Berlin Lichtenberg ist ein großer Ausbildungsstandort. Knapp 70 Quereinsteiger:innen sind aktuell dabei, 29 Azubis auf drei Klassen verteilt und ein paar Lokführer:innen anderer EVU. Übers Jahr gibt es rund 20 Neueinstellungen. Bei den Azubis sei es immer schwieriger, junge Menschen zu finden, die den Job wirklich machen wollen. Er sei mit Schichtdienst und Beleidigungen nicht sonderlich attraktiv. Erst neulich seien einige ihrer Azubis bespuckt worden. „Die 35-Stunden-Woche ist deswegen ganz wichtig“, sagt sie. Die Arbeitgeberin müsse sich mehr hinter die jungen Menschen stellen. Denn sie werden unser Rückgrat sein.

Dass die angehenden Triebfahrzeugführer:innen gut aufgestellt sind für diesen essenziellen Job, ist Josis Aufgabe – eine wichtige.

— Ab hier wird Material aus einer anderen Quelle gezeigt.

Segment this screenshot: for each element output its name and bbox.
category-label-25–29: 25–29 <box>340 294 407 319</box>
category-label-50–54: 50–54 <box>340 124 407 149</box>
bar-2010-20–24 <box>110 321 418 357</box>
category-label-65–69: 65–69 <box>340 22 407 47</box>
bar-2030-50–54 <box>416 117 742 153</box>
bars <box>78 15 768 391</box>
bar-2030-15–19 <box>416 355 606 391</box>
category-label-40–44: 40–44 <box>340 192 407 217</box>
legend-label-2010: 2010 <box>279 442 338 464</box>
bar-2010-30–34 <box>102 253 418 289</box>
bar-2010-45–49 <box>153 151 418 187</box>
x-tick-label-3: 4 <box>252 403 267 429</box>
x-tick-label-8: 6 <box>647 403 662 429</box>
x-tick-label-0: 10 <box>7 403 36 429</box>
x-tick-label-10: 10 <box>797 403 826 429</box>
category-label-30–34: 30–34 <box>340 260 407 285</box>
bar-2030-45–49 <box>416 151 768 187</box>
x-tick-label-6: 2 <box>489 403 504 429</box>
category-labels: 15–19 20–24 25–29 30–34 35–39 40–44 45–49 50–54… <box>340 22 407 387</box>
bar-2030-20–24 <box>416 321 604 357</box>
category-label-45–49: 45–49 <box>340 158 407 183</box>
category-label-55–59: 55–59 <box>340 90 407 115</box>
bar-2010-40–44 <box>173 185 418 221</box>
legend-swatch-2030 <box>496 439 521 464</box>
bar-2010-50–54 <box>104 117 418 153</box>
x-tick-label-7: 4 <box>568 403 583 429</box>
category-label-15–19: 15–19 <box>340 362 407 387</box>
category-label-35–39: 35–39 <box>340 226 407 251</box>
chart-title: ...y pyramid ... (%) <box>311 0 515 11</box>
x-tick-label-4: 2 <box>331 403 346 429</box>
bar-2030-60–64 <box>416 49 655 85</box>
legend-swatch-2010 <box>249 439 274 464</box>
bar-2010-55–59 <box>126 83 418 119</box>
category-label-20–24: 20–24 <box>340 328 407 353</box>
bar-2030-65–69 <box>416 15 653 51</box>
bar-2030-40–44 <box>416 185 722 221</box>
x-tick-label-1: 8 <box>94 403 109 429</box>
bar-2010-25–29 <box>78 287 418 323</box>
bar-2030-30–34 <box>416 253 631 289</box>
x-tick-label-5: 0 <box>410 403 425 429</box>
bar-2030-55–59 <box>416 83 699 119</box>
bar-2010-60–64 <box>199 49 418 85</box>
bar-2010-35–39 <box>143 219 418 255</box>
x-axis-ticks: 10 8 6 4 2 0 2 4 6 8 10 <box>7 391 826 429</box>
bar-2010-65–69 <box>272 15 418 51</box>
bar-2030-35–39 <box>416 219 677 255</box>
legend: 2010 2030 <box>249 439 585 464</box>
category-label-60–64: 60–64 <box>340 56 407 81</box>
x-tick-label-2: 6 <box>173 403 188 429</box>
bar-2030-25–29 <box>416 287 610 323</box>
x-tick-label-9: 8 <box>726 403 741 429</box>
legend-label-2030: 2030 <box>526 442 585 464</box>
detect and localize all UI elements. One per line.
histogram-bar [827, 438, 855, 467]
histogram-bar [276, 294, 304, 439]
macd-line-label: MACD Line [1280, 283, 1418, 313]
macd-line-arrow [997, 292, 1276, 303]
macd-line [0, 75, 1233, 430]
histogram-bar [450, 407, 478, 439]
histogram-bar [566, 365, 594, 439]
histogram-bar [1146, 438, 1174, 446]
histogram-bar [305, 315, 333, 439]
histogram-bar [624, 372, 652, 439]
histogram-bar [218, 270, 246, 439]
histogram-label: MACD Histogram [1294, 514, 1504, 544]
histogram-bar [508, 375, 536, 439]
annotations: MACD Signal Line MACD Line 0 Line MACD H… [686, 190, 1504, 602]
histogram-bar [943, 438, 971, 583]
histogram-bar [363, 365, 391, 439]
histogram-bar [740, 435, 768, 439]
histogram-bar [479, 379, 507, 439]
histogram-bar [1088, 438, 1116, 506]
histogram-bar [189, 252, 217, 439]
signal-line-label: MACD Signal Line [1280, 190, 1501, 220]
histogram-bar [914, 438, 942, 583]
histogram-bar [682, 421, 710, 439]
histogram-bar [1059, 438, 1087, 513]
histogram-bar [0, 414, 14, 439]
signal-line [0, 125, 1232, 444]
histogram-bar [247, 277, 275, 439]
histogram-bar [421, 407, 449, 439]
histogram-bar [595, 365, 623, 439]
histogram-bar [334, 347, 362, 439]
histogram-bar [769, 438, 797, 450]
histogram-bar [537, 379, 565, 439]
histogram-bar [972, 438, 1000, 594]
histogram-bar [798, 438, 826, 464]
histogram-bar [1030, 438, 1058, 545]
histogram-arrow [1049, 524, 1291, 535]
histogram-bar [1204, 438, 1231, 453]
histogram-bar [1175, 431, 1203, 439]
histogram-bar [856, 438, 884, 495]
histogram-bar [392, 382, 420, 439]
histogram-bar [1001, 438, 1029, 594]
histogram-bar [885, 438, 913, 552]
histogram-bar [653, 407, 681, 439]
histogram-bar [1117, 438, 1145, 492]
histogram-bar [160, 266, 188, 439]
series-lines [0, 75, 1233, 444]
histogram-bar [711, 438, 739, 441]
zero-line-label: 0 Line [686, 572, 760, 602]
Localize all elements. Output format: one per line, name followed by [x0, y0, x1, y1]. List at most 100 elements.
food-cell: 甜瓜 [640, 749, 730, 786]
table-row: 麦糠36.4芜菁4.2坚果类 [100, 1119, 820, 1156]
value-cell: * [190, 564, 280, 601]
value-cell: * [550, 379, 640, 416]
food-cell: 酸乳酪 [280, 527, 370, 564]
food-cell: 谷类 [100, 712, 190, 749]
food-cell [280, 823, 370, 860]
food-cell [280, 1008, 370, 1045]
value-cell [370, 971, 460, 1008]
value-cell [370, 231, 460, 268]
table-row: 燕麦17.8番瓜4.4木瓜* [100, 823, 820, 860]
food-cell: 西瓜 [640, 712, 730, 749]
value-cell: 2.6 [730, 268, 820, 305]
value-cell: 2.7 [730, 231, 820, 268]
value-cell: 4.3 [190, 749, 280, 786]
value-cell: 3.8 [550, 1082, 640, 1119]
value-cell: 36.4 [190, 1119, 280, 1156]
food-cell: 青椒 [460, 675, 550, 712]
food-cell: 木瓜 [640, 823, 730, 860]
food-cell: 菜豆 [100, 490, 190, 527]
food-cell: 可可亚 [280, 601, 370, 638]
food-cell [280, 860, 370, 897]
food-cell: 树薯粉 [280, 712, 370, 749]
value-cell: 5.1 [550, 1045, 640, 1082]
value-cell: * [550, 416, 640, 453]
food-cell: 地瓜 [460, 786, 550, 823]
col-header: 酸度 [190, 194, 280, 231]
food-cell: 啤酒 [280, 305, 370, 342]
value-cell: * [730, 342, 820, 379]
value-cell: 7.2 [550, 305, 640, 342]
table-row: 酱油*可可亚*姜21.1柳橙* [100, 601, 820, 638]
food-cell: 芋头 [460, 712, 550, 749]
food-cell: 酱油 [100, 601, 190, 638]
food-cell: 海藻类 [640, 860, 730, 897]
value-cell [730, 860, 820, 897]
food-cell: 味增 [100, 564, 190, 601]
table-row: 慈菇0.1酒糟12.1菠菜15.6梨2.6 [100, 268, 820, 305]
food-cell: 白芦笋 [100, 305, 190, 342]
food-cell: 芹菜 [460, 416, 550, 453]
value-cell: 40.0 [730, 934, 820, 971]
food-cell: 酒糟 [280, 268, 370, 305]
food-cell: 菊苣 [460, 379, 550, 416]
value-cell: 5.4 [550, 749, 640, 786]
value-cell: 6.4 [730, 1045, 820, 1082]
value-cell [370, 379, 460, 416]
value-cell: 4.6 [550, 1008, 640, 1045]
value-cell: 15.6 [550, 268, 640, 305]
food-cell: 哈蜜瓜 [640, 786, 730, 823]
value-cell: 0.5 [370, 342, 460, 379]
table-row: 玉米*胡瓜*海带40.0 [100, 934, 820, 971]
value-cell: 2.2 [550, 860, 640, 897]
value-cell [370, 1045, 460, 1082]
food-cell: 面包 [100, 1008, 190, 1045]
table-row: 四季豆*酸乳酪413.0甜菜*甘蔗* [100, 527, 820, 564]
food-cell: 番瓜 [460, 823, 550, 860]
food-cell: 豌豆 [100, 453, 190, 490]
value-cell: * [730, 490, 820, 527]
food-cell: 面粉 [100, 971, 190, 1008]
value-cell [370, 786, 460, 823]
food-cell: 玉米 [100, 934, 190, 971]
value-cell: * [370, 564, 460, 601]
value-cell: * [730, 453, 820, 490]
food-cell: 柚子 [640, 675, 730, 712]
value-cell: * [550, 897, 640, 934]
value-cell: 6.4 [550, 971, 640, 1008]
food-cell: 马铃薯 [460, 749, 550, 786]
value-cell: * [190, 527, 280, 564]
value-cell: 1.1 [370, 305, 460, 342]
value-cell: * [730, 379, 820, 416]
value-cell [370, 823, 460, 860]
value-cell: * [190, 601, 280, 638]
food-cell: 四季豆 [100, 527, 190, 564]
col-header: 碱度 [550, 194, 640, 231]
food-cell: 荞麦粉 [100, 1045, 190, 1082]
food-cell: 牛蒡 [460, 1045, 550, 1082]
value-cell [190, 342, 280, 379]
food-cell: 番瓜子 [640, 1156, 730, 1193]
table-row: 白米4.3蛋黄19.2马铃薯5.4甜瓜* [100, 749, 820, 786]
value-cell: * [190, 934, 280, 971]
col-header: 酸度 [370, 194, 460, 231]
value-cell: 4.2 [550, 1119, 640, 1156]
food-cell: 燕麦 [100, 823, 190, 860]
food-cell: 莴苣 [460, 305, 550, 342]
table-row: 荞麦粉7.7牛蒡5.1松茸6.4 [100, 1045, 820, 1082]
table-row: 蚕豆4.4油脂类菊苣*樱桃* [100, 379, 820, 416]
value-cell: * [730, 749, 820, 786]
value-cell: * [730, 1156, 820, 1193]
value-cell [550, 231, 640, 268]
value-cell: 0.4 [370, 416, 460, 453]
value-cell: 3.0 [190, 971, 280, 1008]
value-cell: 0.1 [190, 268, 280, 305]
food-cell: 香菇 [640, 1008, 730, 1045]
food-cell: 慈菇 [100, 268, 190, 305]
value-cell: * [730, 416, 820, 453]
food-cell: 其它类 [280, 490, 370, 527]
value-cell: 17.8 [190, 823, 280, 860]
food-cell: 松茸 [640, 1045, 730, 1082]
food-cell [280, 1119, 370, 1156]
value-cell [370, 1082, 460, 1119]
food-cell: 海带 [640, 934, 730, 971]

Die Tätigkeit als Fachkoordinatorin hilft ihr, die Betreuung ihrer fünf Kinder sicherzustellen. Das Fahren will sie aber auf keinen Fall aufgeben. „Es gibt nichts Schöneres, als morgens in den Sonnenaufgang oder abends in den Sonnenuntergang zu fahren.“ Wenn von dieser Leidenschaft nur ein wenig auf die Auszubildenden überspringt, kann die Zukunft der DB doch ein Stück besser aussehen.

Übrigens: Das Frühlingsfest in Schöneweide ist ein voller Erfolg geworden.